A ausência de responsabilidade do franqueador é reconhecida nos casos em que existe uma relação de franquia típica. São duas empresas distintas, com autonomia das pessoas jurídicas. O franqueado é livre para administrar seu negócio e contratar seus próprios funcionários, assumindo os riscos da sua operação, inclusive com relação à remuneração dos seus empregados. Por outro lado, o franqueador não interfere na direção dos negócios do franqueado, embora exista a fiscalização, que se limita à preservação do padrão da franquia, da marca e do próprio sistema.
Verifica-se na análise de recurso de revista pela 2ª Turma do Tribunal Superior do Trabalho, em abril de 2008: “(…) É de se reconhecer que o vínculo estabelecido entre as empresas, mediante o contrato de franquia, é regido, especificamente, pela lei supramencionada [Lei nº 8.955/94], o que logra afastar a possibilidade de ser reconhecida a terceirização típica de que trata a Súmula nº 331 do TST – obviamente, desde que não haja comprovação de realidade fática distinta, o que não restou configurado nos autos, conforme quadro delineado pelo eg. TRT. Recurso de revista conhecido e desprovido.” (TST-RR-1.141/2001-012-10-00.4)
Entretanto, o que será examinado não é apenas o nome dado ao contrato, mas a realidade verificada no exercício das atividades da franquia. De nada adianta firmar um contrato de franquia em papel, se no dia-a-dia é verificada a subordinação ou ingerência na relação franqueador-franqueado. Na Justiça do Trabalho, segundo o princípio da primazia da realidade, prevalece a relação que existe na prática, o chamado contrato-realidade.
Portanto, é possível existir a responsabilidade solidária do franqueador, sim, mas em casos nos quais o contrato de franquia é desvirtuado e se caracteriza um grupo econômico, quando ocorre ingerência e/ou administração direta do franqueador nos negócios do franqueado, preenchidos os requisitos do art. 2º, §2º da CLT – “Sempre que uma ou mais empresas, tendo, embora, cada uma delas, personalidade jurídica própria, estiverem sob a direção, controle ou administração de outra, constituindo grupo industrial, comercial ou de qualquer outra atividade econômica, serão, para os efeitos da relação de emprego, solidariamente responsáveis a empresa principal e cada uma das subordinadas”.

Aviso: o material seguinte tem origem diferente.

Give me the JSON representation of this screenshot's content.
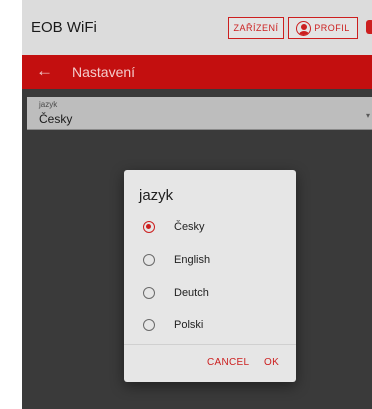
{
  "app": {
    "title": "EOB WiFi",
    "devices_label": "ZAŘÍZENÍ",
    "profile_label": "PROFIL"
  },
  "header": {
    "back_icon": "arrow-left-icon",
    "title": "Nastavení"
  },
  "field": {
    "label": "jazyk",
    "value": "Česky"
  },
  "dialog": {
    "title": "jazyk",
    "options": [
      {
        "label": "Česky",
        "selected": true
      },
      {
        "label": "English",
        "selected": false
      },
      {
        "label": "Deutch",
        "selected": false
      },
      {
        "label": "Polski",
        "selected": false
      }
    ],
    "cancel_label": "CANCEL",
    "ok_label": "OK"
  },
  "colors": {
    "accent": "#cc1f1f",
    "header_bg": "#c30f0f",
    "topbar_bg": "#dcdcdc",
    "backdrop": "#3a3a3a",
    "dialog_bg": "#e6e6e6"
  }
}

Em outro julgado, de abril de 2008, da 4ª turma do TST: “Embora o contrato de franquia (…) não induza a responsabilidade do franqueador pelas dívidas trabalhistas do franqueado, a análise dos elementos dos autos aponta com clareza que entre as reclamadas houve um relacionamento empresarial que envolvia a efetiva ingerência do GRUPO (…), do qual, como já exposto, a recorrente é empresa componente, nas atividades da empresa (…). O que resulta na responsabilização solidária da reclamada.” (TST-AIRR-516/2004-076-15-40.8)
O caso de responsabilidade subsidiária do franqueador acontece pelo reconhecimento de terceirização quando há desvirtuamento do franchising. O franqueador se classifica como tomador de serviços quando é tido como intermediador de mão-de-obra alocada nas unidades franqueadas, ou como beneficiário desta, influenciando diretamente na relação de trabalho entre a franqueada e seus empregados. O item IV da Súmula 331, do TST, para a terceirização, estabelece que “o inadimplemento das obrigações trabalhistas, por parte do empregador, implica a responsabilidade subsidiária do tomador dos serviços (…)”.
Em abril de 2008, a 7ª Turma do TST “Não reconheceu, contudo, a existência de contrato de franquia entre as reclamadas, visto que pronunciou-se claramente sobre a configuração da terceirização dos serviços realizados em favor da contratante, com a finalidade de atender ao objetivo social da tomadora.” Assim, a Turma “entendeu ser aplicável à hipótese o item IV da Súmula nº 331” no caso e negou provimento ao agravo de instrumento. (TST-AIRR-1256/2003-003-03-40.2).
O contrato típico de franquia não levará ao reconhecimento de grupo econômico ou de terceirização e à conseqüente responsabilização da franqueadora, a não ser quando houver prova de que o contrato foi firmado, mas a verdadeira relação jurídica existente entre as partes está desvirtuada ou oculta.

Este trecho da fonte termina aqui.